Imagine an e-Learning course that that deals with application first, such as a simulation or game that begins a lesson by mirroring tasks on the job. We won’t forget about knowledge- and comprehension based topics (if they are needed), of course. They just won’t appear at the beginning. Learners encounter the simulation or game without knowing that it is a pre-test of sorts, unaware that it will define the content they will encounter later.

If you look at the Bloom-based learning-centric model (see Figure 1), learning in terms of knowledge and comprehension always comes before “doing” an application. The business-driven or performance-centric model (see Figure 2), however, elicits doing before learning. In addition, since we immerse this “doing” in a business context, the learners have a range of tasks they can begin with as opposed to the learning centric models that are more linear in nature.

 

Table 1 Comparing the models
Learning-Centric Model Business-Driven Performance-Centric Model
Topic 1: Cash cassette faults
Topic 2: Receipt paper faults
Topic 3: Identify common ATM faults
Topic 4: Fix ATM faults with 90% accuracy
Topic 5: How fixed ATM faults can save money
Topic 1: How fixed ATM faults can save money
Topic 2: Fix ATM faults with 90% accuracy
Topic 3: Identify common ATM faults
Topic 4: Receipt paper faults
Topic 5: Cash cassette faults

 

Figure 1 Learning-centric models (Task-only Focus)

 


Figure 2 Business-driven performance-centric model (Job Focus)


At this point, of course, one could argue that the business-driven or performance-centric model approach advocates the “guess (and likely fail)” approach to learning. To some extent this is true. Just as learners must guess in current true/false and multiple choice questions on a more traditional pre-test, learners must guess what actions to take. Unlike a traditional pre-test, however, the feedback when they fail is immediate and very specific (like crashing a bike) — not in a module or lesson served to you in an order determined by how you answered other pre-test questions.

Another argument could be that the learner may have guessed the right action for the wrong reason. To some extent, this argument is also true. But if the learning experience contains rounds of play, then the learner must guess with consistency — a paraphrase for discovery-based learning.

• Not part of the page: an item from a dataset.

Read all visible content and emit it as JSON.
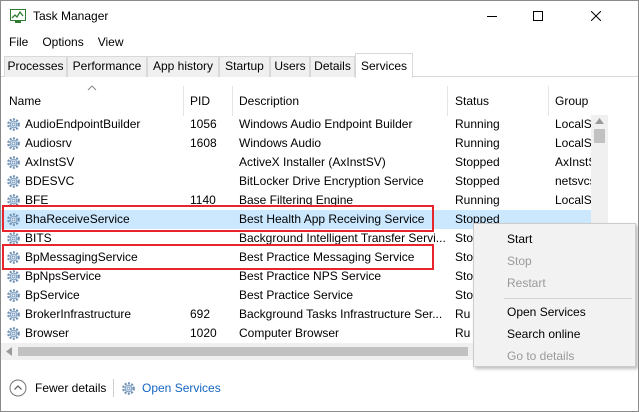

There is another way to explain the business-driven or performance-centric model. If learners don’t have the knowledge- and comprehension-based information needed to perform the task, they will receive it in the context of the task, so they can complete the task. And, by the way, there will be no post-test or practice questions (learning checks) that typically target bite size morsels of knowledge so granular they seem disconnected from the performance objective. This is real change.

In addition, there will be no page that lists the lesson’s learning objectives; the learning objectives are erased from the learner experience this time; they are now subservient to performance objectives. Last of all, there will be no Next button — there will be no opportunity for learners to practice their manual dexterity by pressing this button as fast as the page can refresh to advance to the end of the course.

One last obvious advantage of this approach is that any form of cheating is now coaching — and we encourage coaching: pure and simple. Unlike traditional post tests, there is no cheat sheet that associates can use to help other associates in the banking center — the only way to pass is to play the game, or in this case, the “New WBT.”